Explanation

  • The literary source for Hector’s and Andromache’s taking leave of each other is the 6th book of Homer’s Iliad: the heroic Trojan prince Hector, referred to as “the saviour of the city”, is to go to war and is taking leave of his wife Andromache and his son Astyanax. She has a presentiment that her husband will lose his life in the war and with tears in her eyes she tries to keep him back. Hector, meanwhile, is not to be stopped, and Andromache’s worst fears are realised. Hector is killed, the city falls, and as though this were not enough, Astyanax, their son, is thrown from the city wall and dies. According to Homer, at the moment of his departure, Hector wishes for his little son that he might one day become an even greater hero than he himself.
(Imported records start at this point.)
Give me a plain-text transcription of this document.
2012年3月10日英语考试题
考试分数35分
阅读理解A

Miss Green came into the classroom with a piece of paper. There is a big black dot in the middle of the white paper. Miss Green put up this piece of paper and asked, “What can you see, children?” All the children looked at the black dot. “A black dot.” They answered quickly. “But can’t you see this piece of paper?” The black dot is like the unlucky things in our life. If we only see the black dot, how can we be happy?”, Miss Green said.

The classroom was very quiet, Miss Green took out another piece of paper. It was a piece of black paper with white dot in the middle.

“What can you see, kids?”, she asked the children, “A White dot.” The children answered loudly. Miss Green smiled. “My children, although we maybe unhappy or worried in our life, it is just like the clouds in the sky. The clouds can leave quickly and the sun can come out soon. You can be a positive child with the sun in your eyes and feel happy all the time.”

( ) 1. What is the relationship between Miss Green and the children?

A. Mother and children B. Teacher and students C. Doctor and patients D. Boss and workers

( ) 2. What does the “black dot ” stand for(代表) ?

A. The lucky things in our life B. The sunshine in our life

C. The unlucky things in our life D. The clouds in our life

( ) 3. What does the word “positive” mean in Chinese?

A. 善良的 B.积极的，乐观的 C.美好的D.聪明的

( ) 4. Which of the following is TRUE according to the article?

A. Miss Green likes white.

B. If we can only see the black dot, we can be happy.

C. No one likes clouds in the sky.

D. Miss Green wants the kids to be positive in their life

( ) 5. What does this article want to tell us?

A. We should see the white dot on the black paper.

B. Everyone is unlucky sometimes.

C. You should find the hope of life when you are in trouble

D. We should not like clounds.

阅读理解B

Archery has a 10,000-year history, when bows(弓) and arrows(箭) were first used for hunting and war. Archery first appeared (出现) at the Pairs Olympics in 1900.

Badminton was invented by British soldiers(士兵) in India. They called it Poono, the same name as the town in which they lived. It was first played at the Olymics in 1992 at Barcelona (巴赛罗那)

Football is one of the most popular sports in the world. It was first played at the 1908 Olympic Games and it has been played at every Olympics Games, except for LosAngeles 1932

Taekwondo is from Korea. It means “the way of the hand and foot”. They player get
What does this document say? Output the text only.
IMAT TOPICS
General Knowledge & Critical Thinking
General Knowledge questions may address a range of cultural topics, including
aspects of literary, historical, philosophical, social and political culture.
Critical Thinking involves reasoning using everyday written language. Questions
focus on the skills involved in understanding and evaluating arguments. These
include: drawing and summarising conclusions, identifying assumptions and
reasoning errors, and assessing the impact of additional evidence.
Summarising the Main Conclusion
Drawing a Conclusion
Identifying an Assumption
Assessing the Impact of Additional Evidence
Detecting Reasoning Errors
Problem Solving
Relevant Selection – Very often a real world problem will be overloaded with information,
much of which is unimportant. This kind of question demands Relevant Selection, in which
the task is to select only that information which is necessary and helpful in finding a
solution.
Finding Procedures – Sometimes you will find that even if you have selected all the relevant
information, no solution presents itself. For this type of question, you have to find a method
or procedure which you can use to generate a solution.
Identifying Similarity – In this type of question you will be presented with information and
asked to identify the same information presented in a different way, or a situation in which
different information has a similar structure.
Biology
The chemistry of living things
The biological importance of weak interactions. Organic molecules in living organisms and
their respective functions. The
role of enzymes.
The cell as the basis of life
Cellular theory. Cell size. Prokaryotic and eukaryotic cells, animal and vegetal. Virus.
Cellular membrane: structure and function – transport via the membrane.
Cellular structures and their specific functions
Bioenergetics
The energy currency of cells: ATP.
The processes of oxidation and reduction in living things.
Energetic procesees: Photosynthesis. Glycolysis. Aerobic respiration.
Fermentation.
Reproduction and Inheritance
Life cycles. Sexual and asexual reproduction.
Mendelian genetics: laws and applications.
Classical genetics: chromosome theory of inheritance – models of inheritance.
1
In his painting, Eckersberg suggests this wish by allowing Hector to raise his son high above his head, but if the beholder is familiar with the Iliad, as the citizens of the Golden Age very largely were, the conspicuous city wall cannot but act as a reminder of how tragically it all ended for the little family. When, towards the end of his stay in Rome, 1836/37, Thorvaldsen modelled the relief Hector’s Farewell to Andromache, he had undoubtedly studied Eckersberg’s small painting of the same motif in his collection. The Hector of the relief is raising his son in exactly the same way as the Hector in the painting.